Al ver los esfuerzos de aquella gente por alcanzar al Presidente, miro de nuevo a quienes tengo a mi lado. El niño de las horrendas cicatrices desea recuperar su piel para no alejar el cariño de la gente, la niña ciega quiere ver el color intenso que viste la revolución, y los hombres paralíticos, bailar sujetos al talle fino de una hembra. Aquellos otros de la pancarta piden una escuela que catapulte sus hijos lejos de la miseria, y mis amigos y yo, obviamente mucho más afortunados, aspiramos que nuestras ideas y quejas las convierta el Presidente en soluciones y reformas. Todos, pues, trajimos el mismo equipaje: esperanza. Sin embargo, la presencia de la niña invidente que nunca podrá ver, nos espeta una incómoda pregunta: ¿cuánto milagro demanda nuestra esperanza?.
El Presidente termina de hablar luego de cuatro horas de tensa espera. Su helicóptero sobrevuela el campo presagiando la partida. Lograron hablarle sólo unos pocos, muy pocos; aún no sabemos quién los escogió. Los demás, muy desencantados, con los rostros polvorientos y tostados, iniciamos el regreso intentando comprender por qué no pudimos hablarle al mesiánico mulato.

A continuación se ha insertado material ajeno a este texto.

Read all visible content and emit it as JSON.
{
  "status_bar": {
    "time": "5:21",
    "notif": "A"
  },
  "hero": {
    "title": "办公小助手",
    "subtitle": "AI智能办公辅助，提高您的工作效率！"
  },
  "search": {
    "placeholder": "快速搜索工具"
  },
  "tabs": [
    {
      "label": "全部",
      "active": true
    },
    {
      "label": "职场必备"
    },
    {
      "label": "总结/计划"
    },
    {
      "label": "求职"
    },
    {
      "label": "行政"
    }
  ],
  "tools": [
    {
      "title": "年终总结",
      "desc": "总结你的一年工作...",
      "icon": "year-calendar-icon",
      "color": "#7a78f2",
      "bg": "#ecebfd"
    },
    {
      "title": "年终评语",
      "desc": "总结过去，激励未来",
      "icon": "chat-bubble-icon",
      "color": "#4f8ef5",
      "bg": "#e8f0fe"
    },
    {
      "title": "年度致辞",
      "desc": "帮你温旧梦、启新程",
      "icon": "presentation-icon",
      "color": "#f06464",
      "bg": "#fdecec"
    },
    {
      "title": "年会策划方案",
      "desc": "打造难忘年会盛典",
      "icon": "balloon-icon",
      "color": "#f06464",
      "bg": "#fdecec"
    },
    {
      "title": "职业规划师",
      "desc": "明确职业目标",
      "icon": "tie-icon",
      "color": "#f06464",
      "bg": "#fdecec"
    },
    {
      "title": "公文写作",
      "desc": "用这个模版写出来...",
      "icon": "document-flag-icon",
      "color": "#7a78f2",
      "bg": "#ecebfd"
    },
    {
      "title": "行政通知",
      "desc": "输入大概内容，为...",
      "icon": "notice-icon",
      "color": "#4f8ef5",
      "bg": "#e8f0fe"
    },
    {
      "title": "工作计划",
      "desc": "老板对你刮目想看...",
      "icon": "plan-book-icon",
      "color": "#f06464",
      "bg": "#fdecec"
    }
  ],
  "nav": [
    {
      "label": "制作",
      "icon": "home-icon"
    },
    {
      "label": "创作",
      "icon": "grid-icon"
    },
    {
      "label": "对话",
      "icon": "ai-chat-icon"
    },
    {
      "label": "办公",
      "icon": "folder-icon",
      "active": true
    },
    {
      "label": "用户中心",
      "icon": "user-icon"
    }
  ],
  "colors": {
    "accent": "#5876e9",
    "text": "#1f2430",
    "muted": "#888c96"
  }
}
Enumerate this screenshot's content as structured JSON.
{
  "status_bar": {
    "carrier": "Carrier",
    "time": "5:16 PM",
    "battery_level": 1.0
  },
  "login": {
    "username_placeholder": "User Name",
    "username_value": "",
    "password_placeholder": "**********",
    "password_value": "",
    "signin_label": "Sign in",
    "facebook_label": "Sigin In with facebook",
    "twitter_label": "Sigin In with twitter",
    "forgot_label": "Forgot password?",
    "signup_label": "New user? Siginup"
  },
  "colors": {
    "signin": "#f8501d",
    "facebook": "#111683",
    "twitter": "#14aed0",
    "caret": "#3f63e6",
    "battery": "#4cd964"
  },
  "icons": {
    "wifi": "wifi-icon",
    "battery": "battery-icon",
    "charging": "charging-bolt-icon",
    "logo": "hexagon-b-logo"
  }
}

Entre tanto, la multitud que resistió de pie el lacerante sol por más de cinco horas, comienza a desplazarse masiva y silenciosamente hacia un mismo punto, como si el clarín de batalla finalmente hubiese sonado. Múltiples afluentes van formando un enorme río escarlata sobre el que flota el Presidente. Allí están niños ciegos y quemados, artesanos con estatuas de "Hugo Rafael Bolívar" y decenas de paralíticos exigiendo a sus brazos la prisa que olvidaron sus inermes piernas.
Algunos de nosotros subimos a un montículo temiendo ser arrastrados por aquel caudal de risas y llantos, oleaje de brazos extendidos y destellos de ojos encendidos. Al contemplar el paso bullicioso de aquella gente, sentimos tensarse los privilegios que siempre nos han anclado en ínsulas y cimas; súbitamente comprendemos que lo importante no era venir para hablar con el Presidente; que lo fundamental es acumular valor para zambullirse en este río escarlata y entender cabalmente su tragedia y su esperanza. La educación, el bienestar y ese estilo de vida yankee que pretendemos tan de nosotros, los de clase media, nos han inmovilizado demasiado tiempo en mullidos escepticismos.
Tuvo que emerger un soldado humilde de las aguas azufradas de este cálido torrente para desenterrar la esperanza que nosotros dábamos por muerta. ¡No pidamos más entonces!, que ya bastante se nos ha escuchado y otorgado. ¡Que sea la niña ciega o la angustiada madre las que exijan cancelación de deudas!: que les devuelvan sus ojos, su tersa piel, sus piernas, sus escuelas, sus tierras, sus empleos y sus vidas.
Nosotros, en cambio, los "señoritos" de la clase media, estamos obligados a forjar con los privilegios utensilios para cosechar el anhelo de esta gente que es toda río y corazón, porque esta revolución bolivariana, que es por ahora nuestra única esperanza, pende de un delgado hilo sometido a gran tensión: la ilusión del pueblo. Con escafandra y linterna, nademos en las aguas profundas del río escarlata, allí quizás habiten ignotas formas de vida destinadas a ser la genealogía del bien.